Morduch recently wrote an article about study replication (http://financialaccess.org/node/2067).  In this note he addresses the incorrectness of the above article as follows:

"Roodman and I don't conclude that microcredit does nothing: we conclude instead that you just can't tell in these data from Bangladesh. It's an important distinction."

Mac, I hope that you take this into consideration, write a follow-up to the above piece, and own up to the fact that your damning evidence was incorrect.  Microfinance does help people, and it's articles like yours that serve to hinder the great progress that the MFIs are making.


Posted By: Liz_Lemon (July 17, 2009 at 7:07 AM)

I wholeheartedly disagree with Mac's opinion.  

Mac's main blunder is that he blurs the distinction between microcredit (small loans to poor people) with microfinance (ensuring the poor have access to a full suite of financial services INCLUDING microcredit loans).

A working paper written by four MIT economists, which details the first large-scale, randomized trial completed to test the effectiveness of microfinance, was recently released.  It finds that areas with access to microfinance exhibit a substantial increase in both the number of businesses and in business profitability as compared to their peers who do not have microfinance availability.  The study also reports an increase in durable goods expenditure (as the poor invest in their new and existing businesses) as well as a decrease in the consumption of "temptation goods" (alcohol, cigarettes, gambling, take-out food) by both previous and new business owners.  

These findings, which were all statistically significant, show that microfinance is an effective method of eradicating hunger and poverty.  Mac should re-check his sources.


Posted By: danboarder (July 14, 2009 at 6:41 AM)

"Microfinance may help some lenders through hard times, tiding them over in lean periods, but the studies that show microcredit is a market-based tool to help the poor hoist themselves out of want are based on data that are hard to verify and, in some cases, flawed.."  

Hey Mac, I think you meant "borrowers" in the above sentence. Poorly researched as it is poorly written, this article could minimally consider extensive research and reports by http://www.microcreditsummit.org , http://cgap.org , and http://www.seepnetwork.org etc to see extensive documentation on the real network effects of wealth creation through microfinance, resulting in improvements in health, education, and community development.
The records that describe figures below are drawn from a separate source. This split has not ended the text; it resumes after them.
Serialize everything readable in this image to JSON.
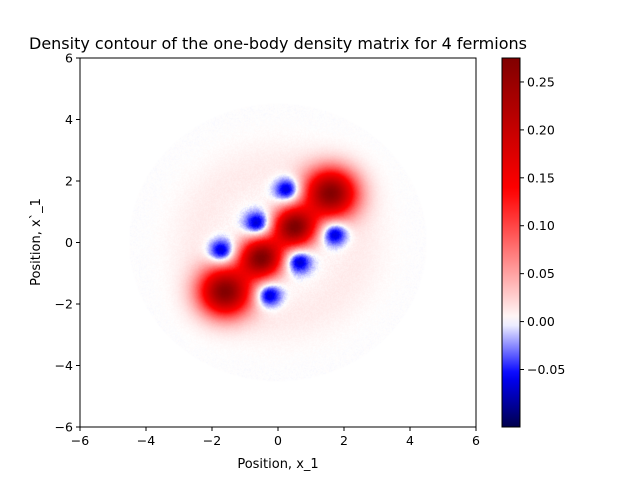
{
  "chart_data": {
    "type": "heatmap",
    "title": "Density contour of the one-body density matrix for 4 fermions",
    "xlabel": "Position, x_1",
    "ylabel": "Position, x`_1",
    "xlim": [
      -6,
      6
    ],
    "ylim": [
      -6,
      6
    ],
    "xticks": [
      -6,
      -4,
      -2,
      0,
      2,
      4,
      6
    ],
    "yticks": [
      -6,
      -4,
      -2,
      0,
      2,
      4,
      6
    ],
    "xtick_labels": [
      "−6",
      "−4",
      "−2",
      "0",
      "2",
      "4",
      "6"
    ],
    "ytick_labels": [
      "−6",
      "−4",
      "−2",
      "0",
      "2",
      "4",
      "6"
    ],
    "colormap": "seismic",
    "colorbar": {
      "vmin": -0.11,
      "vmax": 0.275,
      "ticks": [
        -0.05,
        0.0,
        0.05,
        0.1,
        0.15,
        0.2,
        0.25
      ],
      "tick_labels": [
        "−0.05",
        "0.00",
        "0.05",
        "0.10",
        "0.15",
        "0.20",
        "0.25"
      ]
    },
    "positive_lobes": [
      {
        "x": -0.5,
        "y": -0.5,
        "value": 0.27
      },
      {
        "x": 0.5,
        "y": 0.5,
        "value": 0.27
      },
      {
        "x": -1.6,
        "y": -1.6,
        "value": 0.26
      },
      {
        "x": 1.6,
        "y": 1.6,
        "value": 0.26
      }
    ],
    "negative_lobes": [
      {
        "x": -1.7,
        "y": -0.3,
        "value": -0.09
      },
      {
        "x": -0.6,
        "y": 0.6,
        "value": -0.09
      },
      {
        "x": 0.3,
        "y": 1.7,
        "value": -0.09
      },
      {
        "x": 1.7,
        "y": 0.3,
        "value": -0.09
      },
      {
        "x": 0.6,
        "y": -0.6,
        "value": -0.09
      },
      {
        "x": -0.3,
        "y": -1.7,
        "value": -0.09
      }
    ],
    "grid": false
  }
}
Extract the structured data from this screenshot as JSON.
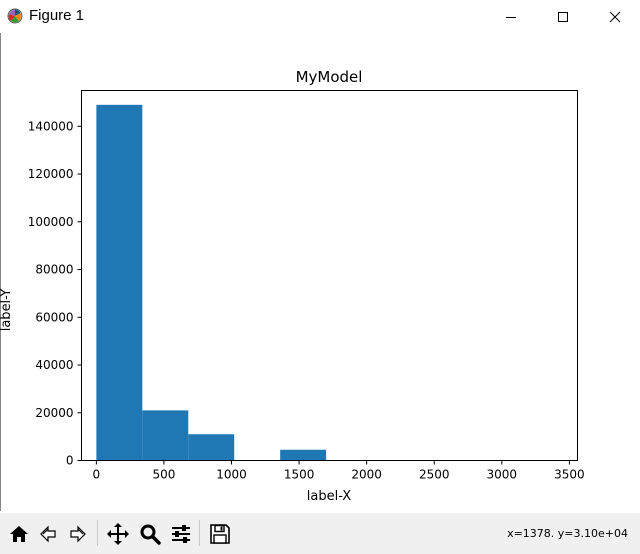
{
  "window": {
    "title": "Figure 1",
    "controls": [
      "minimize",
      "maximize",
      "close"
    ]
  },
  "toolbar": {
    "buttons": [
      "home-icon",
      "back-icon",
      "forward-icon",
      "pan-icon",
      "zoom-icon",
      "configure-subplots-icon",
      "save-icon"
    ],
    "coords_readout": "x=1378. y=3.10e+04"
  },
  "colors": {
    "bar": "#1f77b4",
    "toolbar_bg": "#f0f0f0"
  },
  "chart_data": {
    "type": "bar",
    "title": "MyModel",
    "xlabel": "label-X",
    "ylabel": "label-Y",
    "xlim": [
      -110,
      3560
    ],
    "ylim": [
      0,
      155000
    ],
    "xticks": [
      0,
      500,
      1000,
      1500,
      2000,
      2500,
      3000,
      3500
    ],
    "yticks": [
      0,
      20000,
      40000,
      60000,
      80000,
      100000,
      120000,
      140000
    ],
    "xtick_labels": [
      "0",
      "500",
      "1000",
      "1500",
      "2000",
      "2500",
      "3000",
      "3500"
    ],
    "ytick_labels": [
      "0",
      "20000",
      "40000",
      "60000",
      "80000",
      "100000",
      "120000",
      "140000"
    ],
    "bins": [
      {
        "x0": 0,
        "x1": 340,
        "value": 149000
      },
      {
        "x0": 340,
        "x1": 680,
        "value": 21000
      },
      {
        "x0": 680,
        "x1": 1020,
        "value": 11000
      },
      {
        "x0": 1020,
        "x1": 1360,
        "value": 0
      },
      {
        "x0": 1360,
        "x1": 1700,
        "value": 4500
      },
      {
        "x0": 1700,
        "x1": 2040,
        "value": 0
      },
      {
        "x0": 2040,
        "x1": 2380,
        "value": 0
      },
      {
        "x0": 2380,
        "x1": 2720,
        "value": 0
      },
      {
        "x0": 2720,
        "x1": 3060,
        "value": 0
      },
      {
        "x0": 3060,
        "x1": 3400,
        "value": 0
      }
    ],
    "grid": false,
    "legend": "none"
  }
}
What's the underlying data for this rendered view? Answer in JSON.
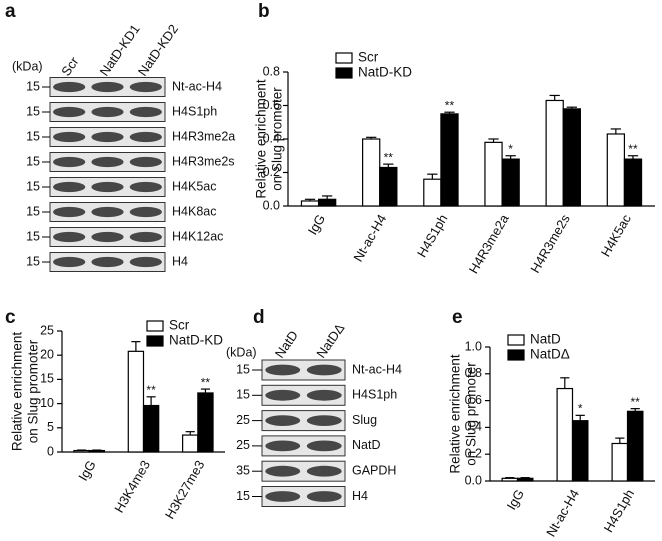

They may have a valid critique of the Bangladesh study, but that does not speak for millions of other microfinance clients around the world. Beyond academic research compiled from afar, I have personally visited micro-enterprise projects funded by microfinance services in Haiti, Mexico, Bolivia, Ecuador, Chile, and Indonesia to name a few. I have witnessed the resulting economic empowerment first-hand. Parents expand their businesses and can now afford better healthcare, and increased incomes in the community translate into better schools and infrastructure development.